What changes when extraction actually works

When the pipeline from filing to dataset is reliable, the downstream impact compounds quickly.

Analysts stop spending hours copying numbers from PDFs into spreadsheets and start spending that time on analysis. Quant teams can backtest signals across thousands of filers without manually auditing each extraction. Risk models can incorporate non-standard data like contingent liabilities, related-party transactions, and off-balance-sheet exposures that were previously too expensive to extract at scale.

Perhaps most importantly, the data becomes auditable. When every extracted value carries a citation back to the exact location in the source document, the research process gains a layer of traceability that manual workflows never had. An analyst can click from a number in a model to the specific cell in the specific table on the specific page of the specific filing it came from. In regulated environments, this level of traceability is not a nice-to-have but a hard requirement.

The executive officers table from Item 10, before and after word-level bounding box detection. The original mixes fixed-width columns for name and age with variable-height narrative descriptions of each officer's career history. After processing, every word across names, titles, dates, and multi-sentence career narratives is detected with precise spatial coordinates.

The LLM dimension

The rise of LLM-powered research tools makes reliable extraction even more critical. Large language models are increasingly used to summarize filings, compare disclosures across companies, and answer natural-language questions about financial data, but these models are only as good as the data they receive.

Feed an LLM a raw 10-K PDF and ask it to extract the debt maturity schedule, and you'll get plausible-looking numbers that may or may not match the source. The model will confidently produce output regardless of whether it correctly parsed the table structure. In financial research, "mostly right" is often worse than "no answer" because a hallucinated number that looks reasonable can flow into a model undetected.

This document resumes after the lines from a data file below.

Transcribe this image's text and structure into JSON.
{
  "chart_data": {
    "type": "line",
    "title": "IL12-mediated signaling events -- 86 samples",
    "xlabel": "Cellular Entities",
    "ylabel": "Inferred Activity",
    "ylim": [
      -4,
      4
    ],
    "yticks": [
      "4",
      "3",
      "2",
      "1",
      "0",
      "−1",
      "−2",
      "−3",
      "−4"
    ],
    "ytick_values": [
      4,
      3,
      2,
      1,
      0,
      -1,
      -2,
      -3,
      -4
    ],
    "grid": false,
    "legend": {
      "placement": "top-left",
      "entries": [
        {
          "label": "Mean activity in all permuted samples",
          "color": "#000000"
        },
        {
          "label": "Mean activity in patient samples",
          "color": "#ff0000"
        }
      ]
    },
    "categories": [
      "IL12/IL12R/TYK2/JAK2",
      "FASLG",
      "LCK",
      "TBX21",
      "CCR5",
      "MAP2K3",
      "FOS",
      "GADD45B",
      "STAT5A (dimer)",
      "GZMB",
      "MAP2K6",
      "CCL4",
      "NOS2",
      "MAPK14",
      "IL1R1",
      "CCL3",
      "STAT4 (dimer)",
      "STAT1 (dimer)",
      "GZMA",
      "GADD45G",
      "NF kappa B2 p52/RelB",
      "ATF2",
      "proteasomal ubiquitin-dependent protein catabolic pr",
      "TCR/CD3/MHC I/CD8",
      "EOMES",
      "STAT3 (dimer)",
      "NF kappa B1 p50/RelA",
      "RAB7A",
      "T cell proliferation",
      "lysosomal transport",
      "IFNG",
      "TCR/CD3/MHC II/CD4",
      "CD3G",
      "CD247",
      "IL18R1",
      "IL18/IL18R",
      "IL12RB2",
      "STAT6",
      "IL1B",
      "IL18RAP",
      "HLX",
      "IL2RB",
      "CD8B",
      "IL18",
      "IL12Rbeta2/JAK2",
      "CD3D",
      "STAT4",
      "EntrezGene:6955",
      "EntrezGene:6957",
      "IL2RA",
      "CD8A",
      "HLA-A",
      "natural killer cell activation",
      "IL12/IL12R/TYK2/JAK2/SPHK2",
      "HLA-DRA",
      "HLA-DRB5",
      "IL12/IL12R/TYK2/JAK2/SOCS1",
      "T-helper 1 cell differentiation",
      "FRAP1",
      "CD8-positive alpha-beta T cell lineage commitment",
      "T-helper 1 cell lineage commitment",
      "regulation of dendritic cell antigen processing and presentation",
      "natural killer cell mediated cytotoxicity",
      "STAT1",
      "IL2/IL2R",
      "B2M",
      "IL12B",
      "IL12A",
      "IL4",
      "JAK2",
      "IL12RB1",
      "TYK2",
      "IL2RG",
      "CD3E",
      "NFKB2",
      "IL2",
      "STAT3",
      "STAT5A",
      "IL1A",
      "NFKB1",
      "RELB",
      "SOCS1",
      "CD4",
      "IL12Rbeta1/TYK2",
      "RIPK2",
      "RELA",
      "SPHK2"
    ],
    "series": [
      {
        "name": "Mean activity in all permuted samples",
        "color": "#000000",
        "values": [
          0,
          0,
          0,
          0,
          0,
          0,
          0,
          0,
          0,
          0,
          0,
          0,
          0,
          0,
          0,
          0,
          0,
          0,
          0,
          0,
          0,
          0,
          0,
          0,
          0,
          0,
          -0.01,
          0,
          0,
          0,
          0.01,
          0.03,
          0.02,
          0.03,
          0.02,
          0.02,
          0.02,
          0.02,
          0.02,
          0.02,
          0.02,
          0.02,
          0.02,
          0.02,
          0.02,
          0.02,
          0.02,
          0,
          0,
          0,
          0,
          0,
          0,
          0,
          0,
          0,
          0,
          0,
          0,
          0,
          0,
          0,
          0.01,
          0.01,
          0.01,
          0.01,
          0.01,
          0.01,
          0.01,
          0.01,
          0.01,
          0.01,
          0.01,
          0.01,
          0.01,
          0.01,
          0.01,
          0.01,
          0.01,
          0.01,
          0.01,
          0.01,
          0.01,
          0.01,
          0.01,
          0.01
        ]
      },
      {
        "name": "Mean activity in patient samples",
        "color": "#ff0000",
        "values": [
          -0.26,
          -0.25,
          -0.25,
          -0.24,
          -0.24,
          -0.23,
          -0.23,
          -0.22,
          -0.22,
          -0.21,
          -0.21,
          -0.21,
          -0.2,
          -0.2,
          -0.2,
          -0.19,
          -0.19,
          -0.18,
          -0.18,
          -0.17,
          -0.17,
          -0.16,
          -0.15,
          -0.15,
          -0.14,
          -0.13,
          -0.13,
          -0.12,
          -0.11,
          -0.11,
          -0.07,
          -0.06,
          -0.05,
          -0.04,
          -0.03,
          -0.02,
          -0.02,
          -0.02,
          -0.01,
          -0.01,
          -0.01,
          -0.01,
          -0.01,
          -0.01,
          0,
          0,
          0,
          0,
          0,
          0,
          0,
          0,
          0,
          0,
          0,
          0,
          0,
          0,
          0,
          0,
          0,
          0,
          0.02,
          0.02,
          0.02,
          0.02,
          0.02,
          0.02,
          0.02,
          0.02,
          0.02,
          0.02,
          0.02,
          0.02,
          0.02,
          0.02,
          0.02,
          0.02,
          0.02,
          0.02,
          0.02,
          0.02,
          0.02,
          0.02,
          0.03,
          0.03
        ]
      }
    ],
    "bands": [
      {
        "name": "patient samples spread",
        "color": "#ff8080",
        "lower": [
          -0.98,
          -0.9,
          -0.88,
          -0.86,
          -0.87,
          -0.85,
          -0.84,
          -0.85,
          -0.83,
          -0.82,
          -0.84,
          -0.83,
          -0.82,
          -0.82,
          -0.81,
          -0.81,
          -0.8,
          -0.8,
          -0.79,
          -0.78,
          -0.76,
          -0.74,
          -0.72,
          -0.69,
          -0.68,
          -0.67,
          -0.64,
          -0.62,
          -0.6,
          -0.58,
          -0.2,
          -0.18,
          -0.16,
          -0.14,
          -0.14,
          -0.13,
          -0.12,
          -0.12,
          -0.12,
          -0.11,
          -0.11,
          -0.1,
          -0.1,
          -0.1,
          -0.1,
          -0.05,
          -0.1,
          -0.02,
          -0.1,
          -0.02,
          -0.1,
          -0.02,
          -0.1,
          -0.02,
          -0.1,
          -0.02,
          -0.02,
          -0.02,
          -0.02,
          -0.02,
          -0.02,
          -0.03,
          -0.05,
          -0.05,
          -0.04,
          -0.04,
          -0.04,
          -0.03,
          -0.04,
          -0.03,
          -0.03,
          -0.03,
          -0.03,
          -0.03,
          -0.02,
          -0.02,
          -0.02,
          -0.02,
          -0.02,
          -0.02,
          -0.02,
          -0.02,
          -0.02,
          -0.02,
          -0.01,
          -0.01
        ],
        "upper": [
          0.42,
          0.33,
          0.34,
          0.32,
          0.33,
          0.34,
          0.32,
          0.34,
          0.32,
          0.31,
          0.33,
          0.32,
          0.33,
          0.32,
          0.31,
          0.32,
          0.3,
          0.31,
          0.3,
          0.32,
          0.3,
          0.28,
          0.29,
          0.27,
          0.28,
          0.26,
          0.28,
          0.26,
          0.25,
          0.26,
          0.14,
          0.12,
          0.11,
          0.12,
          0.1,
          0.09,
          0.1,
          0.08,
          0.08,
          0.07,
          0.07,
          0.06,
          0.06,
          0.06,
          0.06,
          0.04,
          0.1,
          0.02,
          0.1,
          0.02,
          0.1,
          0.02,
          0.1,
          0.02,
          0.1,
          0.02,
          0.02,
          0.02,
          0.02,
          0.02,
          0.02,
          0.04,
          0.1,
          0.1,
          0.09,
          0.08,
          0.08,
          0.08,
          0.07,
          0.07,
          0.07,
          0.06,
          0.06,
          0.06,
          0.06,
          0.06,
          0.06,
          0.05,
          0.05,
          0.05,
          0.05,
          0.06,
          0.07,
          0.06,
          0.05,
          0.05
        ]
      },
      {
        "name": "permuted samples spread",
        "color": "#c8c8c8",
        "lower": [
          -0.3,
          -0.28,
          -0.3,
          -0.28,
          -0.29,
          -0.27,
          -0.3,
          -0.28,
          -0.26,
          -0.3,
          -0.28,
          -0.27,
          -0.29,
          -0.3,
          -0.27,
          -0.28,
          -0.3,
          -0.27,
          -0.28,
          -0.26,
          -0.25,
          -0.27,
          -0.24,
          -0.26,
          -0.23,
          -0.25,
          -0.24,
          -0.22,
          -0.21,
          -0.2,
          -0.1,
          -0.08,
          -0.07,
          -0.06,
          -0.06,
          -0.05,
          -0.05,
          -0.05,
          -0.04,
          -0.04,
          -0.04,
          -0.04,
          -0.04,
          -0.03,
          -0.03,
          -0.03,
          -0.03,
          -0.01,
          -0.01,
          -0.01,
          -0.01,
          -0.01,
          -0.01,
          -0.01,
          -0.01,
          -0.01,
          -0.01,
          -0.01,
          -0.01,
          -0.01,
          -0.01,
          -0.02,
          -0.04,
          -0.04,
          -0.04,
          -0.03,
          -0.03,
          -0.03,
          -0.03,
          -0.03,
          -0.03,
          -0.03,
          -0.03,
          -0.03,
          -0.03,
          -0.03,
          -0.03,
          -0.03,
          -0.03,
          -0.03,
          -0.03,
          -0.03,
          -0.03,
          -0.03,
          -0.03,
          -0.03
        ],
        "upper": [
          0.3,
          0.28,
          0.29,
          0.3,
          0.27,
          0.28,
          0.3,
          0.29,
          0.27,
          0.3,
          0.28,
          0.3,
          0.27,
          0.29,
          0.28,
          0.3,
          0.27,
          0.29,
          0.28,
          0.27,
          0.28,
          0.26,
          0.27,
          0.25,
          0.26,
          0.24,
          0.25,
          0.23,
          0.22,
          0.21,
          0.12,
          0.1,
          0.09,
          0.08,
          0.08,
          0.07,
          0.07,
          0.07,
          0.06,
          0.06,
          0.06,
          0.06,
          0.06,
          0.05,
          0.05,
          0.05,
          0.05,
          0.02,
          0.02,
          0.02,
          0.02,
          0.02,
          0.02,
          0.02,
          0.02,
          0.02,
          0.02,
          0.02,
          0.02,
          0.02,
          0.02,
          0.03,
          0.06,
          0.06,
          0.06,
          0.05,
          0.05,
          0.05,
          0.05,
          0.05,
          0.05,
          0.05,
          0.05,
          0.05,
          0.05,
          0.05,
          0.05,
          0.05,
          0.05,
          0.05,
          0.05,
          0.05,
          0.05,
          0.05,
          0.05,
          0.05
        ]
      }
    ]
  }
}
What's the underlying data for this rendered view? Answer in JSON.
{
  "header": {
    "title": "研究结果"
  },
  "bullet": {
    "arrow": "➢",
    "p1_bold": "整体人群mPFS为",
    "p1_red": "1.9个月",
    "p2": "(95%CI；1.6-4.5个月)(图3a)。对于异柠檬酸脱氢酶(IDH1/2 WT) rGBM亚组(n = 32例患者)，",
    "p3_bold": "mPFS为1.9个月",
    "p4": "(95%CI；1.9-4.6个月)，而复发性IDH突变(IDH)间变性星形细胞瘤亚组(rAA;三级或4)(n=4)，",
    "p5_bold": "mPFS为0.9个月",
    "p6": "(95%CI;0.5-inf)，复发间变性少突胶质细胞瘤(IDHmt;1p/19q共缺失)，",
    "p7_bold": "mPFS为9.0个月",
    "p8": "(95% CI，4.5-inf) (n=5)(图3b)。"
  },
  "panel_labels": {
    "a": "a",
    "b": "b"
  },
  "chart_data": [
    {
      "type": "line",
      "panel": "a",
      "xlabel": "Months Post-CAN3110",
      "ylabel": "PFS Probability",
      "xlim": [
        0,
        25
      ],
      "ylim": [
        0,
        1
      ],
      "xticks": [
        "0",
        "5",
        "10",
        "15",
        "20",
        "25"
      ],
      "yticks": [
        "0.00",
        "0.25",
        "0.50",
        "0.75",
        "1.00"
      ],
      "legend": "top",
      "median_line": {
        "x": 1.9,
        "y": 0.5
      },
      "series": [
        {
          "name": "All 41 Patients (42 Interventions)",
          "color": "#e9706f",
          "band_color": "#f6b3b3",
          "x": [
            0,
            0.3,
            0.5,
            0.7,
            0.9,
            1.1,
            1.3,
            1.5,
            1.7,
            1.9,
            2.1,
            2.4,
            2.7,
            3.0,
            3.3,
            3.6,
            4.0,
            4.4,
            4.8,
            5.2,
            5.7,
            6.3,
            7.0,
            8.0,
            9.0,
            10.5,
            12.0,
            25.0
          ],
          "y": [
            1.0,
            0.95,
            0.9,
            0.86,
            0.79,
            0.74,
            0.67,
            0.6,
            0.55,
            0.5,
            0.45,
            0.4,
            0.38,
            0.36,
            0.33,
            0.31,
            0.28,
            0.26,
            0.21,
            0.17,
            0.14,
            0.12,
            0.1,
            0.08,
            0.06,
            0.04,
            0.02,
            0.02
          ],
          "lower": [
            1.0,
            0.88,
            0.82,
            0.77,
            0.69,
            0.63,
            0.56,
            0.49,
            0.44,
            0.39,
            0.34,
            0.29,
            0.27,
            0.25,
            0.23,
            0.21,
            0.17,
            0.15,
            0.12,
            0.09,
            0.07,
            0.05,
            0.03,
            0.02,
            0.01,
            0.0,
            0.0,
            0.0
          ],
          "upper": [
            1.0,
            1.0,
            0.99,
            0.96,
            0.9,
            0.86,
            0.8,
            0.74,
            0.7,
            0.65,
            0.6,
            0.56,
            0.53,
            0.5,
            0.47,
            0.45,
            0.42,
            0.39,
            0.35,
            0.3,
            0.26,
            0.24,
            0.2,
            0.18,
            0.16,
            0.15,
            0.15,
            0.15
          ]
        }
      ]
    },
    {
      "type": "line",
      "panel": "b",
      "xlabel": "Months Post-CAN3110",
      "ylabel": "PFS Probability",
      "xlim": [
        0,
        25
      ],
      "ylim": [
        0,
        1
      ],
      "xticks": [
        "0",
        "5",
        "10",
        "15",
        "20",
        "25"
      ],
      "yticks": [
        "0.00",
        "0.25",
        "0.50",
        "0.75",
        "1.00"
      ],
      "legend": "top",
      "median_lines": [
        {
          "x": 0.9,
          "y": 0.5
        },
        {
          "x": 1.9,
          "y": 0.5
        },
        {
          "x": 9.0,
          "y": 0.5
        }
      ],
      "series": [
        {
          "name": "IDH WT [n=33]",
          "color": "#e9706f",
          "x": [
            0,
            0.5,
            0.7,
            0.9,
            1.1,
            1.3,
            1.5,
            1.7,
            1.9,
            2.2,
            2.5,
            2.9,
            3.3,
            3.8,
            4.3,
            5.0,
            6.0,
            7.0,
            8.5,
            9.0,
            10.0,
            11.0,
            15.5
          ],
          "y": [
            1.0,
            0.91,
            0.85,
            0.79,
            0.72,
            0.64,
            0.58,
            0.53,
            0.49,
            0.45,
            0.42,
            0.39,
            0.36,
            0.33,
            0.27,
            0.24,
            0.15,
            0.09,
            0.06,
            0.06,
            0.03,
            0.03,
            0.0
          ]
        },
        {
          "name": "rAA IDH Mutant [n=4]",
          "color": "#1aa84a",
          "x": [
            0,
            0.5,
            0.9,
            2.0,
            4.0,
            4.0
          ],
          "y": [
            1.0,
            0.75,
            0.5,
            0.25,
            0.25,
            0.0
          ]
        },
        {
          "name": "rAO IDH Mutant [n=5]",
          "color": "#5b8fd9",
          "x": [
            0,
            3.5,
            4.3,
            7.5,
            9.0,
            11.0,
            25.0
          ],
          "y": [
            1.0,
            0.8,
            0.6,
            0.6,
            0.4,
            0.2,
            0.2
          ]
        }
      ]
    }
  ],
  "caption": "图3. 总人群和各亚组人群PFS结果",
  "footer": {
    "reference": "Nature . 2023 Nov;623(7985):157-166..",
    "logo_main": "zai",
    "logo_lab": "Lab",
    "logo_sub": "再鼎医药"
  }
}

The solution is not to avoid LLMs but to feed them structured, validated data extracted by systems that are purpose-built for document understanding. When an LLM operates on accurately extracted, schema-conformant data with source citations intact, it shifts from a liability to a genuine accelerator.

Where this is going

The volume of financial documents is only increasing, with EDGAR alone adding tens of thousands of filings each quarter. Private markets generate even more, including pitch decks, CIMs, and quarterly reports from portfolio companies, with no standardized format at all. The firms that build reliable, automated pipelines from document to dataset now will have a structural advantage as the surface area of available information continues to expand.

The technology to do this at production quality exists today, and the question for research teams is whether they build it in-house, investing in layout models, table parsers, schema engines, and citation systems, or partner with a platform that has already solved these problems across billions of pages.

Either way, the era of copying numbers out of PDFs is ending, and the firms that recognize it first will move faster, cover more ground, and make better decisions with the same team.